Wednesday, August 17, 2011

Virgin America: No Accommodations for Autism Families

Virgin America: No accommodations for ASD teen.
Over the past months I've done quite a lot of traveling for work, much of it on what was my new favorite (until today) airline: Virgin America.  I'd had such great experiences that I was excited to introduce the girl and her dad to the cool purple-tinted interiors, funny flight instruction videos, and back of seat tv-entertainment centers on our flight back to New York.

When I saw that we weren't going to be able to get seat assignments together on the online booking, I called Virgin America and explained that we'd be traveling with a teenager with an autism spectrum disorder and asked if they'd be able to provide the typical disability seating that other airlines have provided for her — seated near the front so as to have most limited stimulus and contact with other passengers, and, of course, seated with us.  I was assured that this would be no problem, as long as we got to the airport two hours early. So I booked the flight.

We got to the airport two hours early — at 5:40 am — and checked at the ticket counter, as I'd been told to do.  She looked at our boarding passes for three separate seats scattered throughout the cabin and said she couldn't help us, but that customer service on the other side of security would definitely be able to help us.

After we made it through the long line for security, we got to the customer service desk, where we were told that we would not be able to have seats together. When I objected, they said, well, they'd try to get us seats together, but there were no guarantees. When I said that we needed disabilities seating with reduced contact with other passengers, the guy at the counter looked at me like I was out of my mind. Our girl's dad even had a typed note with this information that he'd handed to the customer service agent who handed it back as though he couldn't read or, or more likely, just didn't care.

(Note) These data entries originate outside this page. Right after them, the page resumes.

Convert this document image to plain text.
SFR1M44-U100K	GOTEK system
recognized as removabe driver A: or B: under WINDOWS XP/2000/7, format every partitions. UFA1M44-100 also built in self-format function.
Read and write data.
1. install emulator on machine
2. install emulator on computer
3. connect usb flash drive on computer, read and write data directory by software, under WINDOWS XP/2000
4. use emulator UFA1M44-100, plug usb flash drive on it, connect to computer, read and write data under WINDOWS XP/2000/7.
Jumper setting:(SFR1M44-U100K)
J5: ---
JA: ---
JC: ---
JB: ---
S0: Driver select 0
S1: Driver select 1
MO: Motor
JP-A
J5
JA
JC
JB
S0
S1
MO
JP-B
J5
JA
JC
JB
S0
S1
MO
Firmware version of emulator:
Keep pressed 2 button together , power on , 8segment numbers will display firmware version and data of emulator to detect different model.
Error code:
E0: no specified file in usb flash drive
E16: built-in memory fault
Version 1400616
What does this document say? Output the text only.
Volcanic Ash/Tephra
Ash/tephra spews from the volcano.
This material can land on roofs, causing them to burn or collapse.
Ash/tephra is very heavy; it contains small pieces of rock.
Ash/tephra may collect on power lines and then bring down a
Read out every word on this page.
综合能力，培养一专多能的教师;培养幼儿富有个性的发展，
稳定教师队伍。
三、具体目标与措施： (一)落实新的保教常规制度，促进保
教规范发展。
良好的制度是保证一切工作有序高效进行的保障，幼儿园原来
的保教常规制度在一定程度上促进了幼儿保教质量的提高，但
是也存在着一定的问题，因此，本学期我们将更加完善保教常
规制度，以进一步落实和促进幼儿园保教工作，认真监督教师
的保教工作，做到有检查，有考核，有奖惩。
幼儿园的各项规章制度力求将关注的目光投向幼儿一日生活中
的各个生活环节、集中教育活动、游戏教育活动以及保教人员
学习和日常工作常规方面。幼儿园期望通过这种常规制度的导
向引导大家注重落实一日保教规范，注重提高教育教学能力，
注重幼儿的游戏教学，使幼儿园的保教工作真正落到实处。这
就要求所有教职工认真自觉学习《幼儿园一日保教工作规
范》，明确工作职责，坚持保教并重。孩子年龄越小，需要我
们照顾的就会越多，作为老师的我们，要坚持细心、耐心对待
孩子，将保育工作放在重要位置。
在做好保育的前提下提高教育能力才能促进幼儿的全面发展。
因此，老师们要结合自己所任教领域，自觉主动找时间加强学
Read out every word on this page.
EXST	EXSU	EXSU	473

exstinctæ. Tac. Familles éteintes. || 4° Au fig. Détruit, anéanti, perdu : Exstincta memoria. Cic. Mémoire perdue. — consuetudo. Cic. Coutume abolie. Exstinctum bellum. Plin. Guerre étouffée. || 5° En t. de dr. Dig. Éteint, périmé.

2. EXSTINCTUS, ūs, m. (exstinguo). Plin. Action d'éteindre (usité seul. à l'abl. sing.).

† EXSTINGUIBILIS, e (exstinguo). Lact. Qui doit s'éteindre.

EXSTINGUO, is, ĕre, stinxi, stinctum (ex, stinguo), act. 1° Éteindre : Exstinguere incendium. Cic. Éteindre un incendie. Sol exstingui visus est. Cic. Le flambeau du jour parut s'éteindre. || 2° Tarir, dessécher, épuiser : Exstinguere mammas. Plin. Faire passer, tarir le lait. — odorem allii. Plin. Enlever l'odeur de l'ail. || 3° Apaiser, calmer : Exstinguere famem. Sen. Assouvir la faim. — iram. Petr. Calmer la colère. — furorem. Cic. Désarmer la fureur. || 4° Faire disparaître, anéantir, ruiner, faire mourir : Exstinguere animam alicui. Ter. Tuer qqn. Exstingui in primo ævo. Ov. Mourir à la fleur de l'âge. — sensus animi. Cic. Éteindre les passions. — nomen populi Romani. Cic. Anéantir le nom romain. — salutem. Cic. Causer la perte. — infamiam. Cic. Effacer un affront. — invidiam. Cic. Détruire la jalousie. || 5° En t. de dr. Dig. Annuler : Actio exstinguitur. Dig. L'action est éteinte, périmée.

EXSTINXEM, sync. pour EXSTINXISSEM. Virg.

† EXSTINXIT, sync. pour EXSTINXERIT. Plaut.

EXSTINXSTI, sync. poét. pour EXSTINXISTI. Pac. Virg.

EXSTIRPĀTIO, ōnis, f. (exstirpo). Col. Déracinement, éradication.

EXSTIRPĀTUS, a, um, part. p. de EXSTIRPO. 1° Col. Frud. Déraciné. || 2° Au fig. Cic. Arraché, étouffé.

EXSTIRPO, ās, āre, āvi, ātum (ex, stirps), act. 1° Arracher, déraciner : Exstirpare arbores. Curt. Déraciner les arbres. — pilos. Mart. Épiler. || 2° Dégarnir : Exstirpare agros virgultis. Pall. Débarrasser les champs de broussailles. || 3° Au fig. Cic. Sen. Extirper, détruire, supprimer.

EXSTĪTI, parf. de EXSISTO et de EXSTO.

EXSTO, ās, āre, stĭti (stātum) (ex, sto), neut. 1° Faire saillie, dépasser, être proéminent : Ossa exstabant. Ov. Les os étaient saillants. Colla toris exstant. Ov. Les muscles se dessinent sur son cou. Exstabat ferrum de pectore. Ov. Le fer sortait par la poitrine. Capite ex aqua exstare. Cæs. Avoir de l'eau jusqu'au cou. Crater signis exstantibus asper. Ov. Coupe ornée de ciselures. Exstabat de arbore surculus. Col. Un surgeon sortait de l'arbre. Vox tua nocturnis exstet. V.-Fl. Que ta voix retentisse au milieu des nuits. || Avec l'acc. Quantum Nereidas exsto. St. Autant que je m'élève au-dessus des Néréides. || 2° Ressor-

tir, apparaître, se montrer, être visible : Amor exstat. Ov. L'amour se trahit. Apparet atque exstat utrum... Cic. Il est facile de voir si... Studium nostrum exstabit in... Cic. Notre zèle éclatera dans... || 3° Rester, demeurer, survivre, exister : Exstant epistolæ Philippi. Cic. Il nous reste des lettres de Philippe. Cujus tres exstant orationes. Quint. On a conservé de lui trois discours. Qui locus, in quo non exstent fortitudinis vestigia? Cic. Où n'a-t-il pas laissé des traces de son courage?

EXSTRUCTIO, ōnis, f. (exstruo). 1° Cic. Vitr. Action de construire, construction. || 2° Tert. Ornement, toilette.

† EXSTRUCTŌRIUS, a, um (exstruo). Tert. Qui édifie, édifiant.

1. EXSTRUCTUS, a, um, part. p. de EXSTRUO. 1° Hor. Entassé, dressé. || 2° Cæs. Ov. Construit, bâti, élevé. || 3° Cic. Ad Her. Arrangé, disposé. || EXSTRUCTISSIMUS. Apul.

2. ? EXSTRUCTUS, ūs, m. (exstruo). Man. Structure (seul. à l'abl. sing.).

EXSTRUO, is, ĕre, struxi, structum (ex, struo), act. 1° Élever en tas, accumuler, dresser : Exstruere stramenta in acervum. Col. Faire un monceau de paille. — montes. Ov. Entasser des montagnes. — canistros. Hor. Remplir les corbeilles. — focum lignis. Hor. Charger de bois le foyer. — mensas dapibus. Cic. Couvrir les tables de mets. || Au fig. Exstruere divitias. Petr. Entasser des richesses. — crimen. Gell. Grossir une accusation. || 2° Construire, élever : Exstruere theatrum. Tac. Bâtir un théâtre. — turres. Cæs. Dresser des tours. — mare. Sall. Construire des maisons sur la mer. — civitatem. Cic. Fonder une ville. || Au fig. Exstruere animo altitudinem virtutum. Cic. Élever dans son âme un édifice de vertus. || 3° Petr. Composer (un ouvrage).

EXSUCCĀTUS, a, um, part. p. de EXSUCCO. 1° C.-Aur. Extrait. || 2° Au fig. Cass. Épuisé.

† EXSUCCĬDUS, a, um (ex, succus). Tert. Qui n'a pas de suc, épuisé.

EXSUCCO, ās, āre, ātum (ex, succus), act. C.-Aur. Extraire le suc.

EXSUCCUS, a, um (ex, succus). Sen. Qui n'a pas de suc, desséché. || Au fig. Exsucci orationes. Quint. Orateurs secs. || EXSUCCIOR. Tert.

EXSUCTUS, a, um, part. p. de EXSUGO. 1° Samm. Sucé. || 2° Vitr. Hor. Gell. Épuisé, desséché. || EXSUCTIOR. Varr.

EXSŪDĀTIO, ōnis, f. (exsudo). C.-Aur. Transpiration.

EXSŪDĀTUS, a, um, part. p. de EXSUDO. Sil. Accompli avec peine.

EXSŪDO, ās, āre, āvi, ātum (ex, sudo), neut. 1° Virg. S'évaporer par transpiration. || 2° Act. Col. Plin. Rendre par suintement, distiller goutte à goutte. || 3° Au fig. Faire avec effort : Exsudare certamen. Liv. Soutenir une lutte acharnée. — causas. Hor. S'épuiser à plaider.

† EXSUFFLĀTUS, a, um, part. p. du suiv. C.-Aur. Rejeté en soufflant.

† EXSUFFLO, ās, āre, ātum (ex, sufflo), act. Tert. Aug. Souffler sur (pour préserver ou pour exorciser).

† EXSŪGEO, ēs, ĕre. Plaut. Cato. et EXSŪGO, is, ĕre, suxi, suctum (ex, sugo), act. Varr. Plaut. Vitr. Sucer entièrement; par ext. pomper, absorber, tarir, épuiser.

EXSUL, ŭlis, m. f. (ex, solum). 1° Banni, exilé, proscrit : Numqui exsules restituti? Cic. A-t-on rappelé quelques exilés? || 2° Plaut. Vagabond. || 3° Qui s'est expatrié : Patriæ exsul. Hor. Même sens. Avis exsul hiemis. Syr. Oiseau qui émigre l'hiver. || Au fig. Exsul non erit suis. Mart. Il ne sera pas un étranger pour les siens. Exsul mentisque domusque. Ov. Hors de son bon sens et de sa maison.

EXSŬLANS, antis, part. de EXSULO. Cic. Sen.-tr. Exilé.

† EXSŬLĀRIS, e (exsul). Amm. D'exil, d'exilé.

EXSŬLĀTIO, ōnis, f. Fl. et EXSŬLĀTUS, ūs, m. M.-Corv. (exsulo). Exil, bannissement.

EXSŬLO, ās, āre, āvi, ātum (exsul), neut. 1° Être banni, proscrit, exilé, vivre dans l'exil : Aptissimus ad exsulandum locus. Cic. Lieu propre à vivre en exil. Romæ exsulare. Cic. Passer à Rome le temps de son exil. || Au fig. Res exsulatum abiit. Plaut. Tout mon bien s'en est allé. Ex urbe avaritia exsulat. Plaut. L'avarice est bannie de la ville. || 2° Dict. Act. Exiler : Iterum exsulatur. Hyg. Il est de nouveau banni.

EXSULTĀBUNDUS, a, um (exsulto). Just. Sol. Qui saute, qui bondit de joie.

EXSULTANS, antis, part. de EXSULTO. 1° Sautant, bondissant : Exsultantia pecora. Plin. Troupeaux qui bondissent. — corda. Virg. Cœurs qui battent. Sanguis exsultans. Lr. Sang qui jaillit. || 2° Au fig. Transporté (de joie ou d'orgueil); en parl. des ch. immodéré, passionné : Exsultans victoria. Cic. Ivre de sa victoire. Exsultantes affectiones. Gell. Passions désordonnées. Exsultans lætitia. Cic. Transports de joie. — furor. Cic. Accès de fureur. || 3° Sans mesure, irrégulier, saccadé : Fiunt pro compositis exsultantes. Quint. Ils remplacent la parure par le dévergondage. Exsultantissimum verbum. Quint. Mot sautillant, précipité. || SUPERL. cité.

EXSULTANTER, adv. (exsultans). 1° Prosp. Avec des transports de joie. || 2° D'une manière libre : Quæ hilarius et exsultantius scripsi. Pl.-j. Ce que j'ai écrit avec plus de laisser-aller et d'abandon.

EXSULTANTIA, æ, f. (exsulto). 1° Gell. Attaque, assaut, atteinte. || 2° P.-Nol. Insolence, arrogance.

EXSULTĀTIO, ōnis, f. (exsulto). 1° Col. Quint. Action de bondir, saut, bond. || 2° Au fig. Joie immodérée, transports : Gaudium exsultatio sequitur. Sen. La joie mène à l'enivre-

After three phone calls to customer service, they somehow managed to find two seats together, so that the girl and her dad could sit side by side.  My seat was elsewhere.  Customer service kept insisting that we were seated together even though we weren't -- we were in entirely different rows, at the back of the plane, where our girl would have maximum contact with passengers coming and going from the lavatory.

Though one never wishes for one's kid to have a meltdown — the toll is just too high on them — there are those times when one wishes that you could give clueless airline agents just a little taste of the disaster that they are courting by not taking an autism spectrum disability seriously. By blowing off a request for reasonable accommodation (that they had already assured us would be available before we booked the flight).  By acting like we were making this all up so that we could have cooler seats.  Yeah, right.  I've decided to get my kid a life-long neurological disorder so I can get preferential seating on airplanes.

I wonder why it is that we get better disability accommodations on every other airline we've ever flown, even on frumpy old American Airlines. All I can figure is that Virgin America is just too cool to make reasonable accommodations. After all, having disabilities is just so not fashionable.  Or maybe it's that they're really not Virgin America, and therefore are not acquainted with the Americans with Disabilities Act. It's pretty hard to figure this one out.

But so much for putting the fun back in air travel.  As far as this family is concerned, Virgin America is a big old able-ist FAIL.

2 comments:

audball said...

Ugh, I'm so sorry you all had to go through this! FAIL, indeed. And this post reminds me why we have decided to keep the family van..to take the very long drive when visiting my folks. Flying just leaves too many things to chance. More often than not, we are on the losing end of the stick.

I will never forget the American Airlines flight attendant, whom after I asked repeatedly for just a single cup of water, continued to ignore me. When our El (who was 5 at the time) was out of her much-tested patience (this was the days before we could bring water into plane after security - so we had been waterless for awhile) and started to wail, she turned to us. I explained that our girl had autism, which made waiting difficult, the attendant actually had the gall to say, "So, what do you want -- a drink for that?!"

Really?!

My DH has often said, you wouldn't take a child in a wheelchair and throw him in the deep end of the pool. Why are those children/adults with disabilities less visible subject to such horrendous treatment? And we don't ask for the moon, just for some consideration in certain instances.

Hugs to you...I hope you all fared well. I would have been seething and drafting a letter to Virgin while in my airline seat! And I join you on your "ban" against Virgin America...

MothersVox said...

Thanks @audball. VA's customer relations is now looking into what happened today, and they might make some policy changes. If that happened from our experience, it would make it almost okay.

Sweet M said it was the worst flight ever -- which is saying a lot given some of the flights we've had. But at least she didn't flip out. I think I was doing that for the both of us . . . I figure that our job as parents flying with our challenging kids to to take as much as many of the variable out of the equation as we can.

At least she didn't get the backscatter xray followed by excessively intimate patdown that I've been getting lately. If that had happened, and then the VA FAIL. I'm afraid we would have had quite an episode.

I'm so sorry about your American Airlines experience. "What do you want -- a drink for that?" Geez. Where do they find these people? I know the flight attendant job is hard, but if you can't do it, then move on to something else.

I wish our people were close enough for a van to get us their in a days drive, but they're all the way across the country, so we're stuck with airlines. Or trains!